Se sentou na mesa central do quarto e começou a revisar alguns dados do projeto, ler alguns artigos sobre a teoria e pensar em opções de soluções que poderia discutir no dia seguinte com o tutor.

– Está lendo sobre o projeto da fundação Linix? – Jeon perguntou surpreso, se aproximando enquanto secava o cabelo com a toalha. – Eu li uma parte do arquivo, mas não achei a continuação, me empresta depois?

Jimin o analisou, ele não parecia estar brincando ou debochando de si, parecia ter abaixado as armas por alguns segundos e resolveu que não deveria ser grosseiro naquele momento.
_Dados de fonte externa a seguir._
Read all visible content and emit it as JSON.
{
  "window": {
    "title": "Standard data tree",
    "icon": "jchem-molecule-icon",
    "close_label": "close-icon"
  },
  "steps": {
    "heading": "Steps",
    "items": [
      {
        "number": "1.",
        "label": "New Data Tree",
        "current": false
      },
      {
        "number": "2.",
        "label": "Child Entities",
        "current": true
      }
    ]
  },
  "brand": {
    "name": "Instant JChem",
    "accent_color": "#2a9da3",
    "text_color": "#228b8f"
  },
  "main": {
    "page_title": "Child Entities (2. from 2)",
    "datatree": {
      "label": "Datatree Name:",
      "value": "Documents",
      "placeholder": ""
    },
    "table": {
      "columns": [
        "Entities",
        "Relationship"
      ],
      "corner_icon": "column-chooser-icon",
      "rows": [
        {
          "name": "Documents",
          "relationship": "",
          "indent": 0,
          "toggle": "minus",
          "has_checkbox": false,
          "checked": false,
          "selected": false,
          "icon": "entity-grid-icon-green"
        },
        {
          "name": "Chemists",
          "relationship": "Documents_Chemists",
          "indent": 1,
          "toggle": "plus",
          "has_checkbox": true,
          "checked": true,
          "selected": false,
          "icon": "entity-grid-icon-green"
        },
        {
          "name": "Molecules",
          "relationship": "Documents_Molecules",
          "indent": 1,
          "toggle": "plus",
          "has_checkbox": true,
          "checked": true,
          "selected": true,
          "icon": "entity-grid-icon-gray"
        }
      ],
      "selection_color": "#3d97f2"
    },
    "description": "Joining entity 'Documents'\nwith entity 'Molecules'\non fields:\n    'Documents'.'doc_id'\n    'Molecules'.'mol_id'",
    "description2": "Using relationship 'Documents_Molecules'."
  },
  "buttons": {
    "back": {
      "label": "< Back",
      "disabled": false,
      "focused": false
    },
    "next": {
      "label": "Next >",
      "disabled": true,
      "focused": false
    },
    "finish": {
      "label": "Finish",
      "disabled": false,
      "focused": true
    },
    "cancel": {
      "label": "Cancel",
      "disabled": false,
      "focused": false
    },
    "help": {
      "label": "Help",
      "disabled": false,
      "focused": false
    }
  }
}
– Se quiser, fique à vontade. Mas acho que não tem nada de novo ou interessante. Eles apenas refizeram o experimento de Laser que aquela escola nos Estados Unidos fez em 2016.

– Jura? Eles gastaram um orçamento quase bilionário para replicar um experimento? – Questionou incrédulo, se sentando na cadeira vaga ao lado do ômega, se aproximando mais sutilmente para ler o artigo que Jimin segurava, o ômega nem ao menos percebeu a movimentação de tão inerte na leitura que estava.
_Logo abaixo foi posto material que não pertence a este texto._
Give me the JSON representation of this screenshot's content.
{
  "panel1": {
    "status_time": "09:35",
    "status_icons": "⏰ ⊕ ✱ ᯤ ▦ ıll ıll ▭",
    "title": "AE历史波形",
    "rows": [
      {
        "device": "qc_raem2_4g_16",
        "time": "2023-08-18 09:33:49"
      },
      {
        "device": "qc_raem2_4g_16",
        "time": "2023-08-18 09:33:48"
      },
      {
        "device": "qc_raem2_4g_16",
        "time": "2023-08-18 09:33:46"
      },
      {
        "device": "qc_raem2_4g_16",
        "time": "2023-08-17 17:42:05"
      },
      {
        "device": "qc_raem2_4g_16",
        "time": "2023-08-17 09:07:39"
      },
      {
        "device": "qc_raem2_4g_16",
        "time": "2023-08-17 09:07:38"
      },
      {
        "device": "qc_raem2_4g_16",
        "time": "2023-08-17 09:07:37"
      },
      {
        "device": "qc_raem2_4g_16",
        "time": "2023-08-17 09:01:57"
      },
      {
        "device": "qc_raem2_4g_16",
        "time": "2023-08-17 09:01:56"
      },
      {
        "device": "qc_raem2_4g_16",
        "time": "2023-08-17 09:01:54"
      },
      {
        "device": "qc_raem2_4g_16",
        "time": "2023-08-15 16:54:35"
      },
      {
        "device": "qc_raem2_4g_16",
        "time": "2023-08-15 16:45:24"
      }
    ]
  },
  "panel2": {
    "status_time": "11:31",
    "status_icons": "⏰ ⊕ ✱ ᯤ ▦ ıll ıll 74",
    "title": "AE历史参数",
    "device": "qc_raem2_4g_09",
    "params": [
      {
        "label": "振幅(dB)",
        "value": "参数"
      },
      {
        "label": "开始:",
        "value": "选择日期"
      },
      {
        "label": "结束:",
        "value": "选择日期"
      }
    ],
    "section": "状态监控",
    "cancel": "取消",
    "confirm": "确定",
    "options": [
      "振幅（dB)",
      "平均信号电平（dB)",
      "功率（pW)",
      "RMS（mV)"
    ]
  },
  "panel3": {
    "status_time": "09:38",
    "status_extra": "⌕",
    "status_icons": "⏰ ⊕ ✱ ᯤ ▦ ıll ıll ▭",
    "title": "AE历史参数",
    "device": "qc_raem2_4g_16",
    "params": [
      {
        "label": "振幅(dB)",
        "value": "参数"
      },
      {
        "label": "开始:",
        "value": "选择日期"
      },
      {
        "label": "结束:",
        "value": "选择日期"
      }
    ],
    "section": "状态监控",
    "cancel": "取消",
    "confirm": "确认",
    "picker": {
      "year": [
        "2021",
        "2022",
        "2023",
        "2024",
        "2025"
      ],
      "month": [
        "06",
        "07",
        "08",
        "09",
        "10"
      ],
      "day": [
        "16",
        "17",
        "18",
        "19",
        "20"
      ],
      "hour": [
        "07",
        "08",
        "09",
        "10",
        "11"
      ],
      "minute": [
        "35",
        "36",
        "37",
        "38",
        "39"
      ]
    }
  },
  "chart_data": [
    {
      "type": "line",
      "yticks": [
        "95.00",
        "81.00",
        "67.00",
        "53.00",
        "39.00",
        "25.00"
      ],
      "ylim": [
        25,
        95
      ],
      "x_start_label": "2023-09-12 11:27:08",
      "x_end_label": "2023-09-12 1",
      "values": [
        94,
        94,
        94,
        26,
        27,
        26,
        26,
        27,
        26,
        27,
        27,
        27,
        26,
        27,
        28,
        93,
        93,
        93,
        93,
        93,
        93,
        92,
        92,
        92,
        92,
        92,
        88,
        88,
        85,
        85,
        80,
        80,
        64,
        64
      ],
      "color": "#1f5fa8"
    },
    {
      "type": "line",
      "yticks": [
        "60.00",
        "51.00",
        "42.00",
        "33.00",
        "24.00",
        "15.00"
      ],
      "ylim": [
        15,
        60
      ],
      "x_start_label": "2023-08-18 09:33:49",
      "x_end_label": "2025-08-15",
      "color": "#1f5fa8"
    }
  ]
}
– Acho que não tem nada de novo nessa área a muito tempo. A pesquisa teórica sobre buracos negros parou de progredir em 2017 e depois disso é apenas mais do mesmo.

– Eu acho que tenho em algum lugar um artigo mais recente sobre. Se quiser, posso procurar pra você. – Jimin se virou para ele, se assustando ao notar a aproximação, se sentindo envergonhado.

– E... o que fala nela? – Questionou constrangido, desviando o olhar para a mesa, por não saber pra onde olhar.

– Se eu me lembro bem, ele joga uma teoria de que todos os buracos negros são apenas a ausência de energia, massa e força, gerando um vaco no universo que pode te consumir.

– Então é impossível atravessar? Não tem nada do outro lado? – Questiona interessado.

– É uma teoria, não conseguiu ser comprovada. Nem ao menos foi aprovada para ir para a parte prática, mas me pareceu consistente.

– E luz? Luz não é matéria, ela poderia atravessar? – Se empolgando, Jimin se virou para o alfa, com os olhos brilhando em empolgação.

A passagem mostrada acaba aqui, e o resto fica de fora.